The Eighth Circuit identified the central question in the case at outset: “When a manufacturer sells replacement parts to a distributor to repair products the distributor sold, does the manufacturer collect an indirect “franchise fee” within the meaning of the Minnesota Franchise Act, Minn. Stat. § 80C.01, subd. 4, if it charges the distributor a price based on the retail price the manufacturer paid a third party vendor for the parts?” The court then provided an unequivocal answer: “We agree with the district court the answer is clearly no.”
Plaintiffs—former distributors of IC-manufactured burners and parts--brought suit in 2019 after IC issued a notice of termination of a distributorship arrangement that had spanned many decades. The lawsuit sought damages, declaratory judgment, and injunctive relief for an alleged violation of the Minnesota Franchise Act, on the theory that the parties had a “franchise” relationship under the statute, which could only be terminated for cause. Plaintiffs also brought claims for breach of contract and promissory estoppel.

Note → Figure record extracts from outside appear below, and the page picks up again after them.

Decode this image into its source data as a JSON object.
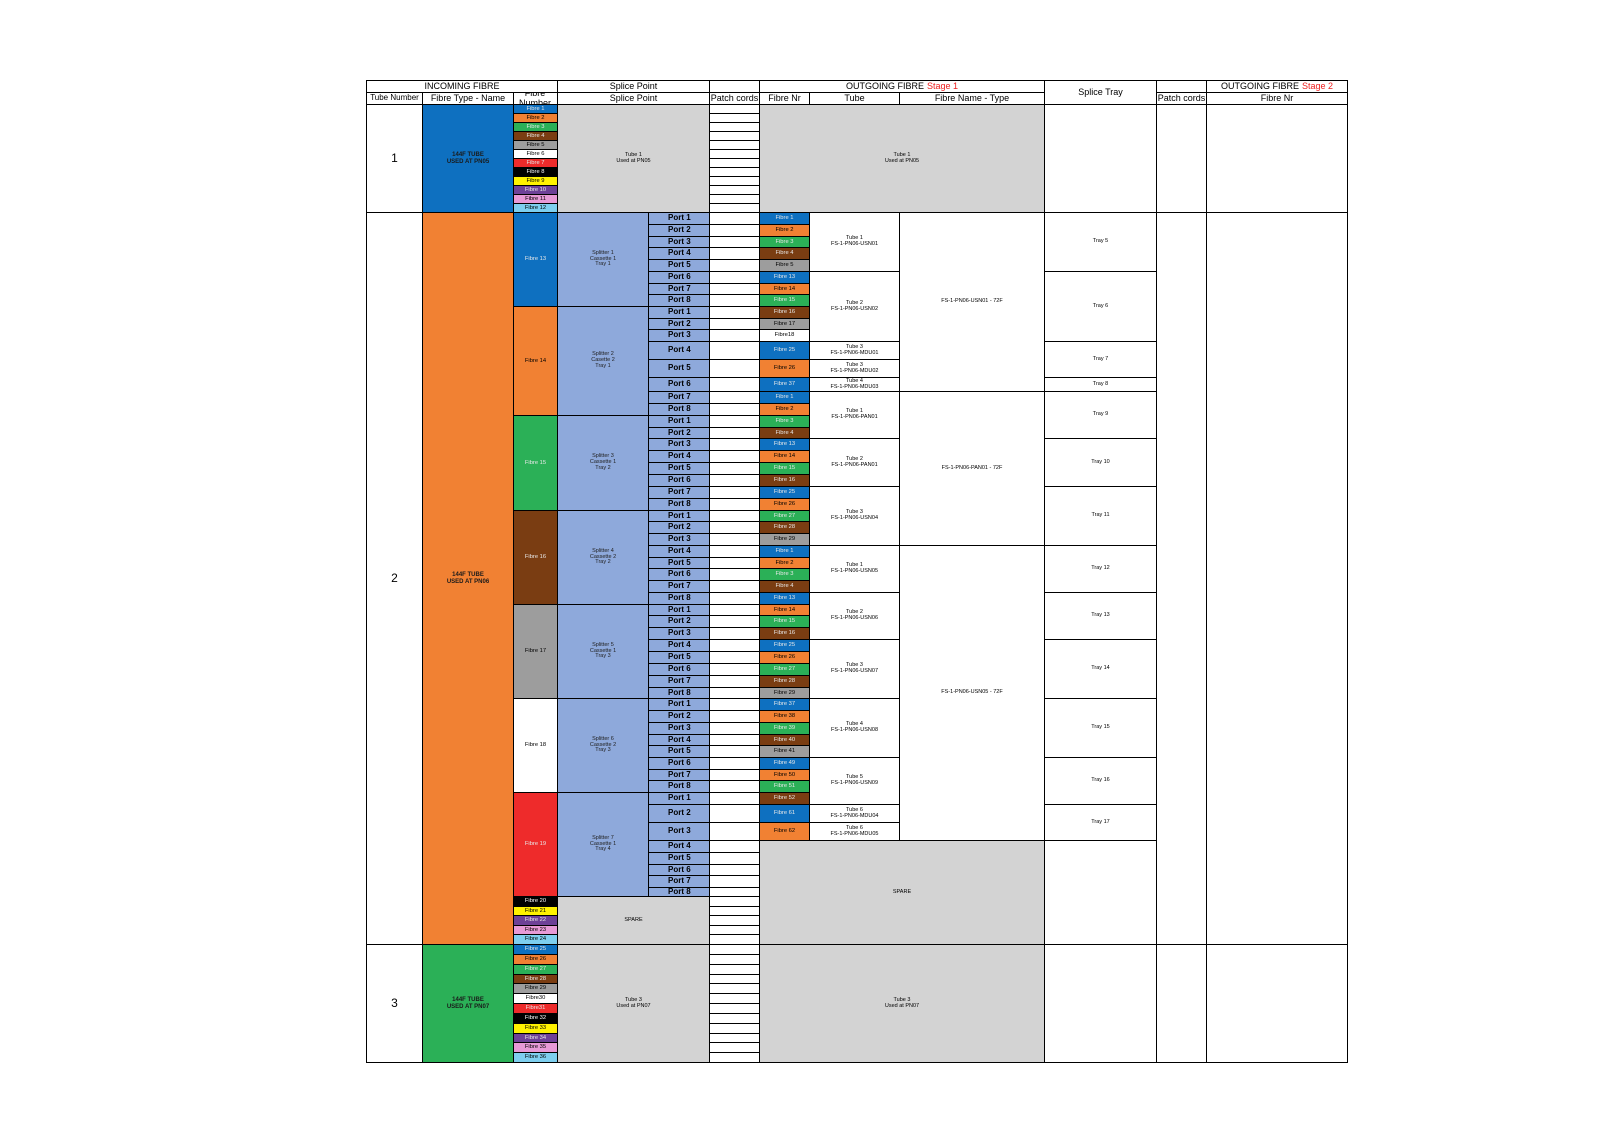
{
  "colors": {
    "blue": "#0e70c0",
    "orange": "#f18133",
    "green": "#2bb057",
    "brown": "#7a3d12",
    "grey": "#9d9d9d",
    "white": "#ffffff",
    "red": "#ee2b2b",
    "black": "#000000",
    "yellow": "#fff200",
    "purple": "#6e4197",
    "pink": "#e79ad6",
    "aqua": "#7ecfef",
    "splitter": "#8ea9db",
    "greyfill": "#d3d3d3"
  },
  "headers": {
    "incoming_fibre": "INCOMING FIBRE",
    "splice_point": "Splice Point",
    "outgoing_fibre": "OUTGOING FIBRE",
    "stage1": "Stage 1",
    "stage2": "Stage 2",
    "splice_tray": "Splice Tray",
    "tube_number": "Tube Number",
    "fibre_type_name": "Fibre Type - Name",
    "fibre_number": "Fibre Number",
    "splice_point_sub": "Splice Point",
    "patch_cords": "Patch cords",
    "fibre_nr": "Fibre Nr",
    "tube": "Tube",
    "fibre_name_type": "Fibre Name - Type",
    "patch_cords2": "Patch cords",
    "fibre_nr2": "Fibre Nr"
  },
  "tubes": [
    {
      "number": "1",
      "name": "144F TUBE\nUSED AT PN05",
      "color": "blue"
    },
    {
      "number": "2",
      "name": "144F TUBE\nUSED AT PN06",
      "color": "orange"
    },
    {
      "number": "3",
      "name": "144F TUBE\nUSED AT PN07",
      "color": "green"
    }
  ],
  "incoming_fibres_tube1": [
    {
      "label": "Fibre 1",
      "color": "blue"
    },
    {
      "label": "Fibre 2",
      "color": "orange"
    },
    {
      "label": "Fibre 3",
      "color": "green"
    },
    {
      "label": "Fibre 4",
      "color": "brown"
    },
    {
      "label": "Fibre 5",
      "color": "grey"
    },
    {
      "label": "Fibre 6",
      "color": "white"
    },
    {
      "label": "Fibre 7",
      "color": "red"
    },
    {
      "label": "Fibre 8",
      "color": "black"
    },
    {
      "label": "Fibre 9",
      "color": "yellow"
    },
    {
      "label": "Fibre 10",
      "color": "purple"
    },
    {
      "label": "Fibre 11",
      "color": "pink"
    },
    {
      "label": "Fibre 12",
      "color": "aqua"
    }
  ],
  "incoming_fibres_tube2": [
    {
      "label": "Fibre 13",
      "color": "blue"
    },
    {
      "label": "Fibre 14",
      "color": "orange"
    },
    {
      "label": "Fibre 15",
      "color": "green"
    },
    {
      "label": "Fibre 16",
      "color": "brown"
    },
    {
      "label": "Fibre 17",
      "color": "grey"
    },
    {
      "label": "Fibre 18",
      "color": "white"
    },
    {
      "label": "Fibre 19",
      "color": "red"
    }
  ],
  "incoming_fibres_tube2_spare": [
    {
      "label": "Fibre 20",
      "color": "black"
    },
    {
      "label": "Fibre 21",
      "color": "yellow"
    },
    {
      "label": "Fibre 22",
      "color": "purple"
    },
    {
      "label": "Fibre 23",
      "color": "pink"
    },
    {
      "label": "Fibre 24",
      "color": "aqua"
    }
  ],
  "incoming_fibres_tube3": [
    {
      "label": "Fibre 25",
      "color": "blue"
    },
    {
      "label": "Fibre 26",
      "color": "orange"
    },
    {
      "label": "Fibre 27",
      "color": "green"
    },
    {
      "label": "Fibre 28",
      "color": "brown"
    },
    {
      "label": "Fibre 29",
      "color": "grey"
    },
    {
      "label": "Fibre30",
      "color": "white"
    },
    {
      "label": "Fibre31",
      "color": "red"
    },
    {
      "label": "Fibre 32",
      "color": "black"
    },
    {
      "label": "Fibre 33",
      "color": "yellow"
    },
    {
      "label": "Fibre 34",
      "color": "purple"
    },
    {
      "label": "Fibre 35",
      "color": "pink"
    },
    {
      "label": "Fibre 36",
      "color": "aqua"
    }
  ],
  "splice_tube1": "Tube 1\nUsed at PN05",
  "outgoing_tube1": "Tube 1\nUsed at PN05",
  "splice_tube2_spare": "SPARE",
  "outgoing_tube2_spare": "SPARE",
  "splice_tube3": "Tube 3\nUsed at PN07",
  "outgoing_tube3": "Tube 3\nUsed at PN07",
  "splitters": [
    "Splitter 1\nCassette 1\nTray 1",
    "Splitter 2\nCasette 2\nTray 1",
    "Splitter 3\nCassette 1\nTray 2",
    "Splitter 4\nCassette 2\nTray 2",
    "Splitter 5\nCassette 1\nTray 3",
    "Splitter 6\nCassette 2\nTray 3",
    "Splitter 7\nCassette 1\nTray 4"
  ],
  "port_labels": [
    "Port 1",
    "Port 2",
    "Port 3",
    "Port 4",
    "Port 5",
    "Port 6",
    "Port 7",
    "Port 8"
  ],
  "outgoing_fibres": [
    {
      "label": "Fibre 1",
      "color": "blue"
    },
    {
      "label": "Fibre 2",
      "color": "orange"
    },
    {
      "label": "Fibre 3",
      "color": "green"
    },
    {
      "label": "Fibre 4",
      "color": "brown"
    },
    {
      "label": "Fibre 5",
      "color": "grey"
    },
    {
      "label": "Fibre 13",
      "color": "blue"
    },
    {
      "label": "Fibre 14",
      "color": "orange"
    },
    {
      "label": "Fibre 15",
      "color": "green"
    },
    {
      "label": "Fibre 16",
      "color": "brown"
    },
    {
      "label": "Fibre 17",
      "color": "grey"
    },
    {
      "label": "Fibre18",
      "color": "white"
    },
    {
      "label": "Fibre 25",
      "color": "blue"
    },
    {
      "label": "Fibre 26",
      "color": "orange"
    },
    {
      "label": "Fibre 37",
      "color": "blue"
    },
    {
      "label": "Fibre 1",
      "color": "blue"
    },
    {
      "label": "Fibre 2",
      "color": "orange"
    },
    {
      "label": "Fibre 3",
      "color": "green"
    },
    {
      "label": "Fibre 4",
      "color": "brown"
    },
    {
      "label": "Fibre 13",
      "color": "blue"
    },
    {
      "label": "Fibre 14",
      "color": "orange"
    },
    {
      "label": "Fibre 15",
      "color": "green"
    },
    {
      "label": "Fibre 16",
      "color": "brown"
    },
    {
      "label": "Fibre 25",
      "color": "blue"
    },
    {
      "label": "Fibre 26",
      "color": "orange"
    },
    {
      "label": "Fibre 27",
      "color": "green"
    },
    {
      "label": "Fibre 28",
      "color": "brown"
    },
    {
      "label": "Fibre 29",
      "color": "grey"
    },
    {
      "label": "Fibre 1",
      "color": "blue"
    },
    {
      "label": "Fibre 2",
      "color": "orange"
    },
    {
      "label": "Fibre 3",
      "color": "green"
    },
    {
      "label": "Fibre 4",
      "color": "brown"
    },
    {
      "label": "Fibre 13",
      "color": "blue"
    },
    {
      "label": "Fibre 14",
      "color": "orange"
    },
    {
      "label": "Fibre 15",
      "color": "green"
    },
    {
      "label": "Fibre 16",
      "color": "brown"
    },
    {
      "label": "Fibre 25",
      "color": "blue"
    },
    {
      "label": "Fibre 26",
      "color": "orange"
    },
    {
      "label": "Fibre 27",
      "color": "green"
    },
    {
      "label": "Fibre 28",
      "color": "brown"
    },
    {
      "label": "Fibre 29",
      "color": "grey"
    },
    {
      "label": "Fibre 37",
      "color": "blue"
    },
    {
      "label": "Fibre 38",
      "color": "orange"
    },
    {
      "label": "Fibre 39",
      "color": "green"
    },
    {
      "label": "Fibre 40",
      "color": "brown"
    },
    {
      "label": "Fibre 41",
      "color": "grey"
    },
    {
      "label": "Fibre 49",
      "color": "blue"
    },
    {
      "label": "Fibre 50",
      "color": "orange"
    },
    {
      "label": "Fibre 51",
      "color": "green"
    },
    {
      "label": "Fibre 52",
      "color": "brown"
    },
    {
      "label": "Fibre 61",
      "color": "blue"
    },
    {
      "label": "Fibre 62",
      "color": "orange"
    }
  ],
  "outgoing_tubes": [
    "Tube 1\nFS-1-PN06-USN01",
    "Tube 2\nFS-1-PN06-USN02",
    "Tube 3\nFS-1-PN06-MDU01",
    "Tube 3\nFS-1-PN06-MDU02",
    "Tube 4\nFS-1-PN06-MDU03",
    "Tube 1\nFS-1-PN06-PAN01",
    "Tube 2\nFS-1-PN06-PAN01",
    "Tube 3\nFS-1-PN06-USN04",
    "Tube 1\nFS-1-PN06-USN05",
    "Tube 2\nFS-1-PN06-USN06",
    "Tube 3\nFS-1-PN06-USN07",
    "Tube 4\nFS-1-PN06-USN08",
    "Tube 5\nFS-1-PN06-USN09",
    "Tube 6\nFS-1-PN06-MDU04",
    "Tube 6\nFS-1-PN06-MDU05"
  ],
  "fibre_names": [
    "FS-1-PN06-USN01 - 72F",
    "FS-1-PN06-PAN01 - 72F",
    "FS-1-PN06-USN05 - 72F"
  ],
  "trays": [
    "Tray 5",
    "Tray 6",
    "Tray 7",
    "Tray 8",
    "Tray 9",
    "Tray 10",
    "Tray 11",
    "Tray 12",
    "Tray 13",
    "Tray 14",
    "Tray 15",
    "Tray 16",
    "Tray 17"
  ]
}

The Eighth Circuit shot down each of the claims at issue, and in so doing clarified how the court construes key provisions of the Minnesota Franchise Act. The court held that for sales above bona fide wholesale prices to constitute a franchise fee, there must be evidence of compulsion accompanied by the threat of termination. The court found that plaintiffs in this case failed to present sufficient evidence that IC required them to purchase minimum quantities of replacement parts in order to continue the distributorship business. Therefore, IC’s sales of replacement parts to plaintiffs above bona fide wholesale prices did not constitute an indirect franchise fee. This decision should help thwart future attempts by distributors to attach the protections of franchise law to traditional manufacturer-distributor relationships.
As mentioned, the Eighth Circuit’s decision affirmed a Husch Blackwell victory in the U.S. District Court for the District of Minnesota. At the outset of the litigation, the court denied the plaintiffs’ motion for a preliminary injunction enjoining IC from terminating the distributorship. The court then dismissed some of plaintiffs’ claims on a motion to dismiss and disposed of plaintiffs’ remaining claims on summary judgment.
The Husch Blackwell team included Ann Maher, Joseph Diedrich, and Jacob Harris.